My current understanding is that on a reed instrument the "natural resonant frequency" of the length of the tube being used "couples" with the reed to vibrate at that frequency. The soundwave produced in the column of air inside a conical instrument vibrates at the fundamental frequency with twice the wavelength of the length of the tube since a "complete" wave travels down and back. In a conical reed instrument the vibrating air column also vibrates at frequencies that are "in the area of" whole number multiples of the fundamental.
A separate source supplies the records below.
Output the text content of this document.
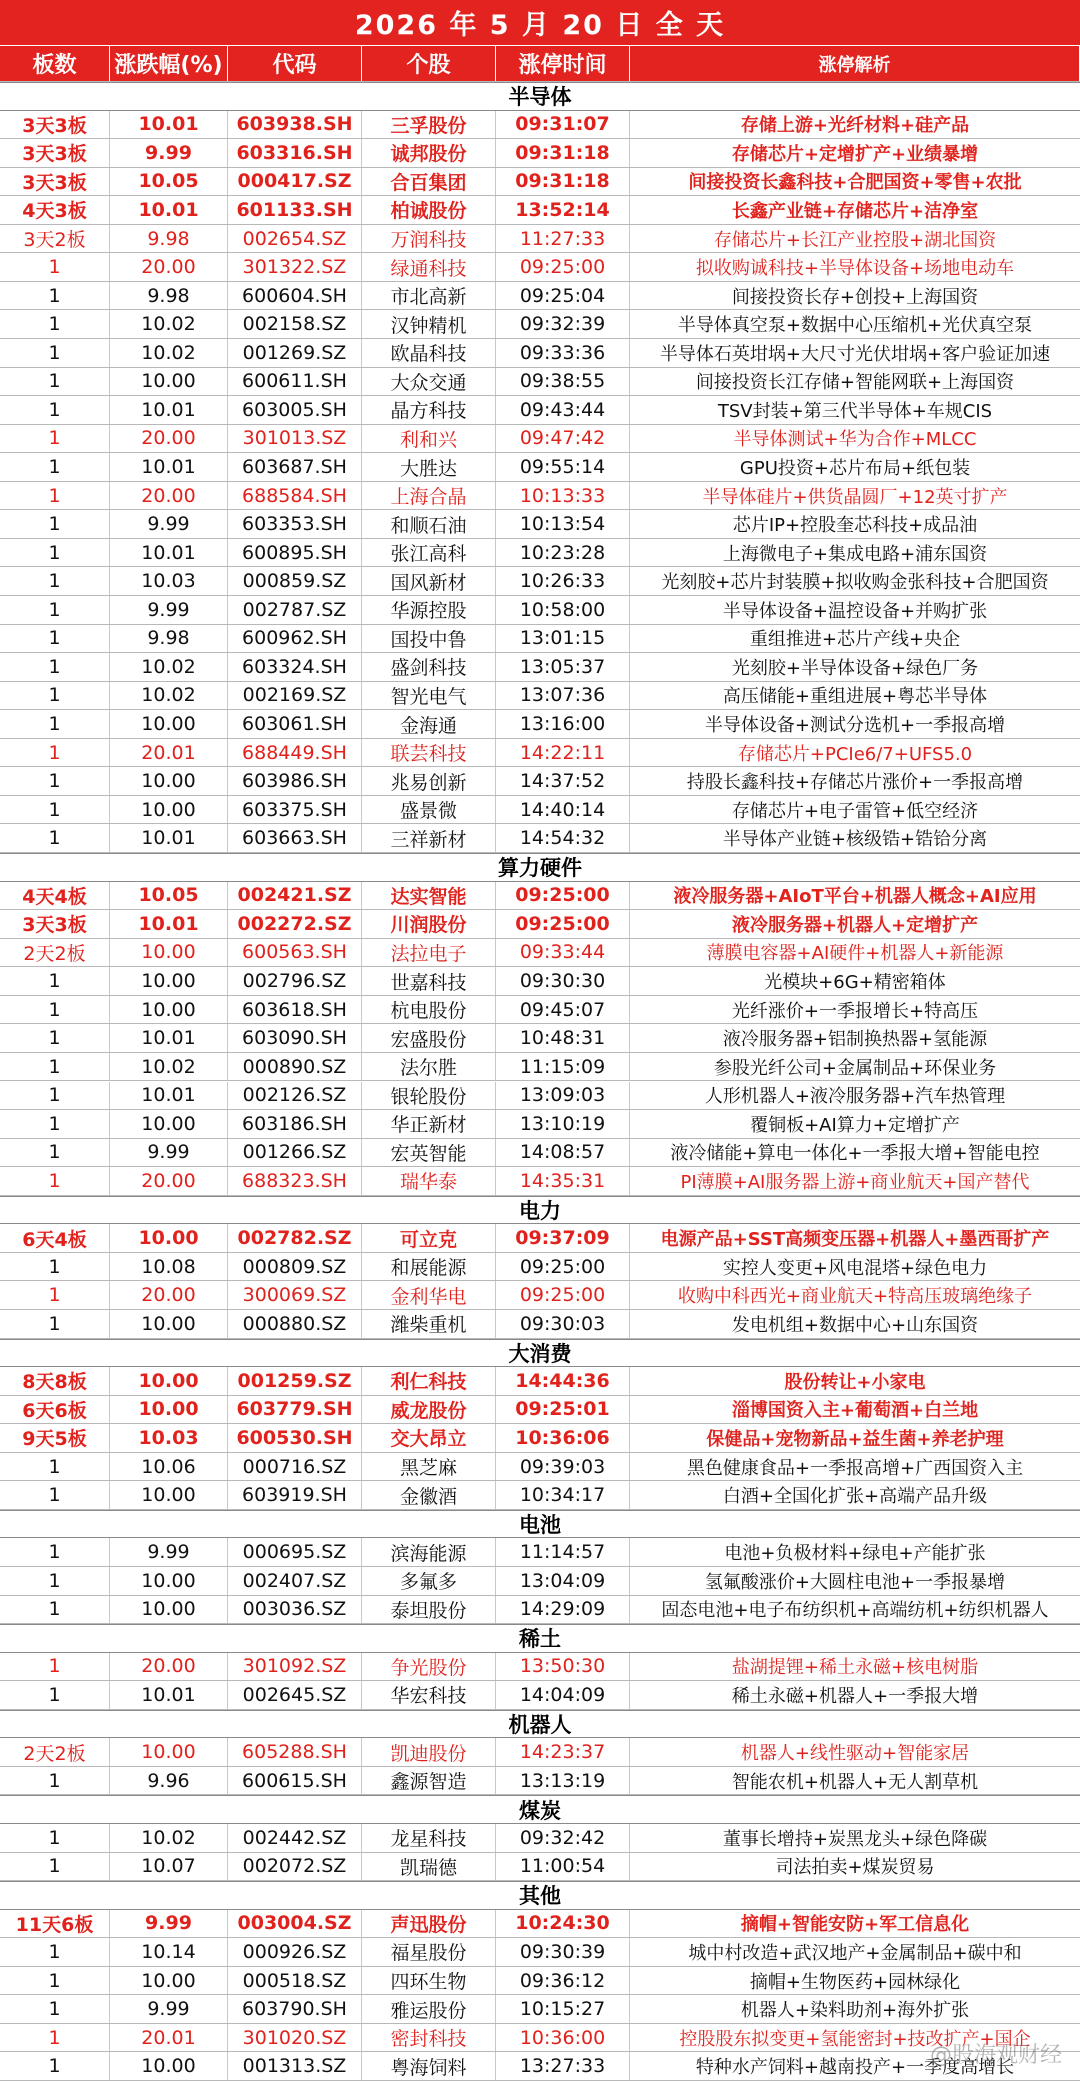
2026 年 5 月 20 日 全 天
板数	涨跌幅(%)	代码	个股	涨停时间	涨停解析
半导体
3天3板	10.01	603938.SH	三孚股份	09:31:07	存储上游+光纤材料+硅产品
3天3板	9.99	603316.SH	诚邦股份	09:31:18	存储芯片+定增扩产+业绩暴增
3天3板	10.05	000417.SZ	合百集团	09:31:18	间接投资长鑫科技+合肥国资+零售+农批
4天3板	10.01	601133.SH	柏诚股份	13:52:14	长鑫产业链+存储芯片+洁净室
3天2板	9.98	002654.SZ	万润科技	11:27:33	存储芯片+长江产业控股+湖北国资
1	20.00	301322.SZ	绿通科技	09:25:00	拟收购诚科技+半导体设备+场地电动车
1	9.98	600604.SH	市北高新	09:25:04	间接投资长存+创投+上海国资
1	10.02	002158.SZ	汉钟精机	09:32:39	半导体真空泵+数据中心压缩机+光伏真空泵
1	10.02	001269.SZ	欧晶科技	09:33:36	半导体石英坩埚+大尺寸光伏坩埚+客户验证加速
1	10.00	600611.SH	大众交通	09:38:55	间接投资长江存储+智能网联+上海国资
1	10.01	603005.SH	晶方科技	09:43:44	TSV封装+第三代半导体+车规CIS
1	20.00	301013.SZ	利和兴	09:47:42	半导体测试+华为合作+MLCC
1	10.01	603687.SH	大胜达	09:55:14	GPU投资+芯片布局+纸包装
1	20.00	688584.SH	上海合晶	10:13:33	半导体硅片+供货晶圆厂+12英寸扩产
1	9.99	603353.SH	和顺石油	10:13:54	芯片IP+控股奎芯科技+成品油
1	10.01	600895.SH	张江高科	10:23:28	上海微电子+集成电路+浦东国资
1	10.03	000859.SZ	国风新材	10:26:33	光刻胶+芯片封装膜+拟收购金张科技+合肥国资
1	9.99	002787.SZ	华源控股	10:58:00	半导体设备+温控设备+并购扩张
1	9.98	600962.SH	国投中鲁	13:01:15	重组推进+芯片产线+央企
1	10.02	603324.SH	盛剑科技	13:05:37	光刻胶+半导体设备+绿色厂务
1	10.02	002169.SZ	智光电气	13:07:36	高压储能+重组进展+粤芯半导体
1	10.00	603061.SH	金海通	13:16:00	半导体设备+测试分选机+一季报高增
1	20.01	688449.SH	联芸科技	14:22:11	存储芯片+PCIe6/7+UFS5.0
1	10.00	603986.SH	兆易创新	14:37:52	持股长鑫科技+存储芯片涨价+一季报高增
1	10.00	603375.SH	盛景微	14:40:14	存储芯片+电子雷管+低空经济
1	10.01	603663.SH	三祥新材	14:54:32	半导体产业链+核级锆+锆铪分离
算力硬件
4天4板	10.05	002421.SZ	达实智能	09:25:00	液冷服务器+AIoT平台+机器人概念+AI应用
3天3板	10.01	002272.SZ	川润股份	09:25:00	液冷服务器+机器人+定增扩产
2天2板	10.00	600563.SH	法拉电子	09:33:44	薄膜电容器+AI硬件+机器人+新能源
1	10.00	002796.SZ	世嘉科技	09:30:30	光模块+6G+精密箱体
1	10.00	603618.SH	杭电股份	09:45:07	光纤涨价+一季报增长+特高压
1	10.01	603090.SH	宏盛股份	10:48:31	液冷服务器+铝制换热器+氢能源
1	10.02	000890.SZ	法尔胜	11:15:09	参股光纤公司+金属制品+环保业务
1	10.01	002126.SZ	银轮股份	13:09:03	人形机器人+液冷服务器+汽车热管理
1	10.00	603186.SH	华正新材	13:10:19	覆铜板+AI算力+定增扩产
1	9.99	001266.SZ	宏英智能	14:08:57	液冷储能+算电一体化+一季报大增+智能电控
1	20.00	688323.SH	瑞华泰	14:35:31	PI薄膜+AI服务器上游+商业航天+国产替代
电力
6天4板	10.00	002782.SZ	可立克	09:37:09	电源产品+SST高频变压器+机器人+墨西哥扩产
1	10.08	000809.SZ	和展能源	09:25:00	实控人变更+风电混塔+绿色电力
1	20.00	300069.SZ	金利华电	09:25:00	收购中科西光+商业航天+特高压玻璃绝缘子
1	10.00	000880.SZ	潍柴重机	09:30:03	发电机组+数据中心+山东国资
大消费
8天8板	10.00	001259.SZ	利仁科技	14:44:36	股份转让+小家电
6天6板	10.00	603779.SH	威龙股份	09:25:01	淄博国资入主+葡萄酒+白兰地
9天5板	10.03	600530.SH	交大昂立	10:36:06	保健品+宠物新品+益生菌+养老护理
1	10.06	000716.SZ	黑芝麻	09:39:03	黑色健康食品+一季报高增+广西国资入主
1	10.00	603919.SH	金徽酒	10:34:17	白酒+全国化扩张+高端产品升级
电池
1	9.99	000695.SZ	滨海能源	11:14:57	电池+负极材料+绿电+产能扩张
1	10.00	002407.SZ	多氟多	13:04:09	氢氟酸涨价+大圆柱电池+一季报暴增
1	10.00	003036.SZ	泰坦股份	14:29:09	固态电池+电子布纺织机+高端纺机+纺织机器人
稀土
1	20.00	301092.SZ	争光股份	13:50:30	盐湖提锂+稀土永磁+核电树脂
1	10.01	002645.SZ	华宏科技	14:04:09	稀土永磁+机器人+一季报大增
机器人
2天2板	10.00	605288.SH	凯迪股份	14:23:37	机器人+线性驱动+智能家居
1	9.96	600615.SH	鑫源智造	13:13:19	智能农机+机器人+无人割草机
煤炭
1	10.02	002442.SZ	龙星科技	09:32:42	董事长增持+炭黑龙头+绿色降碳
1	10.07	002072.SZ	凯瑞德	11:00:54	司法拍卖+煤炭贸易
其他
11天6板	9.99	003004.SZ	声迅股份	10:24:30	摘帽+智能安防+军工信息化
1	10.14	000926.SZ	福星股份	09:30:39	城中村改造+武汉地产+金属制品+碳中和
1	10.00	000518.SZ	四环生物	09:36:12	摘帽+生物医药+园林绿化
1	9.99	603790.SH	雅运股份	10:15:27	机器人+染料助剂+海外扩张
1	20.01	301020.SZ	密封科技	10:36:00	控股股东拟变更+氢能密封+技改扩产+国企
1	10.00	001313.SZ	粤海饲料	13:27:33	特种水产饲料+越南投产+一季度高增长
@股海观财经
The closer the harmonics are to whole number multiples determine the "harmonicity" with which the instrument plays.

In a cylindrical reed instrument closed on one end the air column vibrates at the fundamental frequency with a wavelength three times the length of the tube since it makes three "trips". The vibrating air column also vibrates "in the area of" odd number multiples of the fundamental. [even number multiples also exist but they are very weak compared to the odd number multiples].

But does the sound from a sax contain any frequencies not initially generated by the reed?
 
Four times not three for cylindrical reed instruments. The length is a quarter of the wavelength.

A high pressure pulse starting at the "closed" end is "reflected" at the open end but as a low pressure pulse. 180 degrees out of phase. This low pressure pulse is reflected with no phase change at the closed end. When that pulse hits the open end it is reflected again 180 degrees a high pressure pulse again. The reflection of this pulse with no phase shift at the closed end starts the cycle over again.